Did you know that every time you sign up for some type of account online, that you may be helping to digitize books? That word that is all distorted that you much type out in order to sign up for an online service is called a
CAPTCHA. It was developed to make sure that only people were signing up for email accounts or buying tickets online. Computers are unable to pass a
CAPTCHA test, so when one is passed, it is safe to assume that a real person is signing up for something and not a computer program. This is all very interesting and useful, but the real story is how
CAPTCHA is now being used to digitize the large back log of newspapers and other printed materials. This program is called
reCAPTCHA and was developed as a way to put the
CAPTCHA test to "good use." When a person signs up for an online they are given a
CAPTCHA challenge to read as well as another word from a book or newspaper that was being digitized. The
reCAPTCHA word could not be read by optical character recognition software and it needed the human eye to read it. When the word is entered as part of the
CAPTCHA challenge, the
reCAPTCHA word is then sent back to the service that is digitizing the material and the unrecognizable word is now recognizable by the computer. According to
Wikipedia, the
reCAPTCHA program provides the equivalent to 12,000 hours per day of free man hours to digitization projects.

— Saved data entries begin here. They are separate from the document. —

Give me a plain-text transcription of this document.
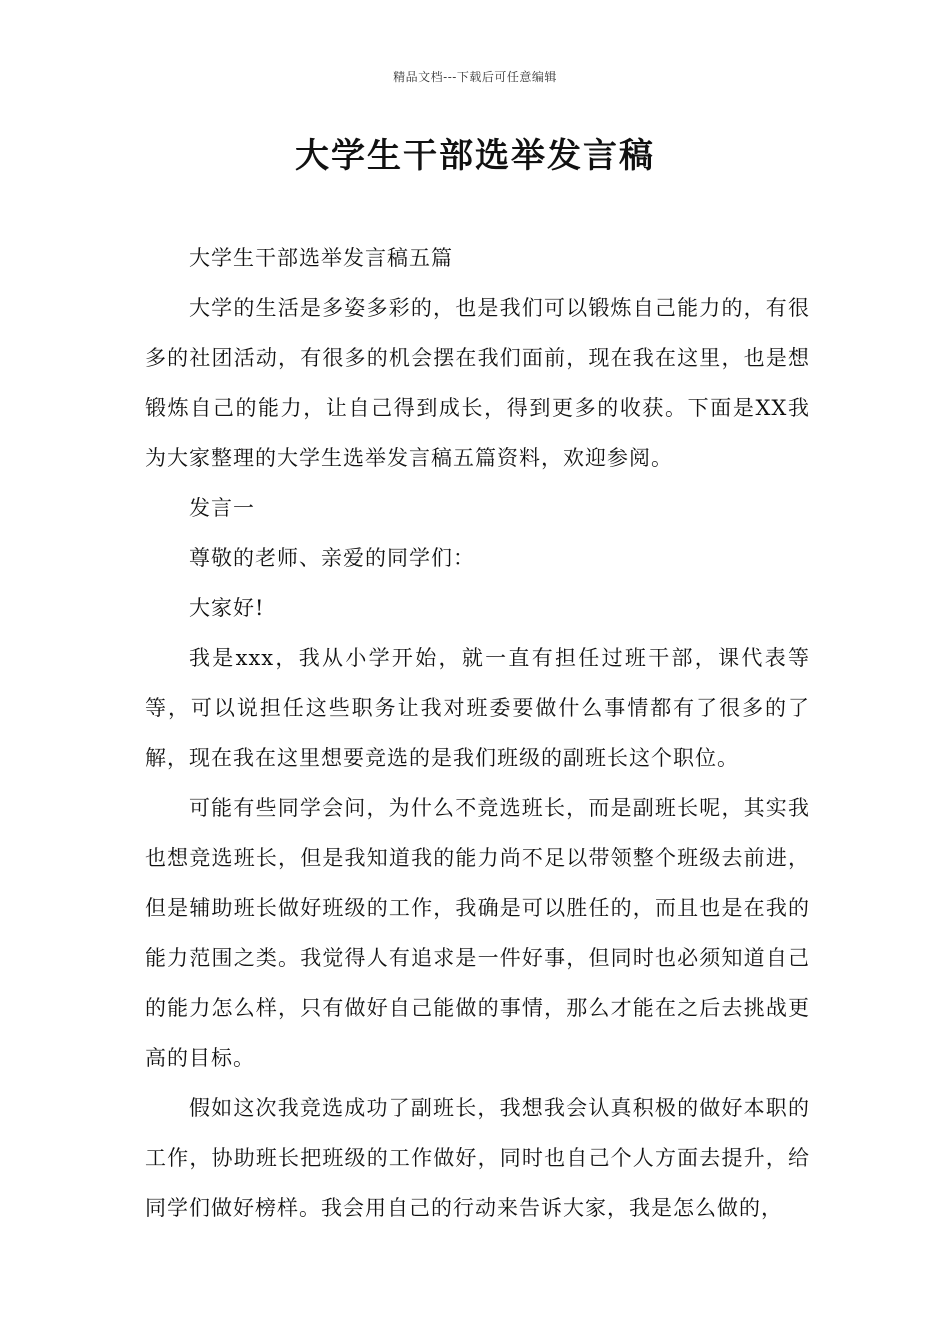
精品文档---下载后可任意编辑
大学生干部选举发言稿

大学生干部选举发言稿五篇

大学的生活是多姿多彩的，也是我们可以锻炼自己能力的，有很多的社团活动，有很多的机会摆在我们面前，现在我在这里，也是想锻炼自己的能力，让自己得到成长，得到更多的收获。下面是XX我为大家整理的大学生选举发言稿五篇资料，欢迎参阅。

发言一

尊敬的老师、亲爱的同学们：

大家好!

我是xxx，我从小学开始，就一直有担任过班干部，课代表等等，可以说担任这些职务让我对班委要做什么事情都有了很多的了解，现在我在这里想要竞选的是我们班级的副班长这个职位。

可能有些同学会问，为什么不竞选班长，而是副班长呢，其实我也想竞选班长，但是我知道我的能力尚不足以带领整个班级去前进，但是辅助班长做好班级的工作，我确是可以胜任的，而且也是在我的能力范围之类。我觉得人有追求是一件好事，但同时也必须知道自己的能力怎么样，只有做好自己能做的事情，那么才能在之后去挑战更高的目标。

假如这次我竞选成功了副班长，我想我会认真积极的做好本职的工作，协助班长把班级的工作做好，同时也自己个人方面去提升，给同学们做好榜样。我会用自己的行动来告诉大家，我是怎么做的，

I learned about this great idea on Nova Science Now. The problem of computers not being able to read and digitize a piece of printed materials was one of the topics that was covered in my
metadata class. Its so interesting that
someone was able to come up with a way to use a simple computer test to help in quest to digitize as much printed materials as possible. Think how much has already been digitized by using this program and all without anyone having to do any real "work."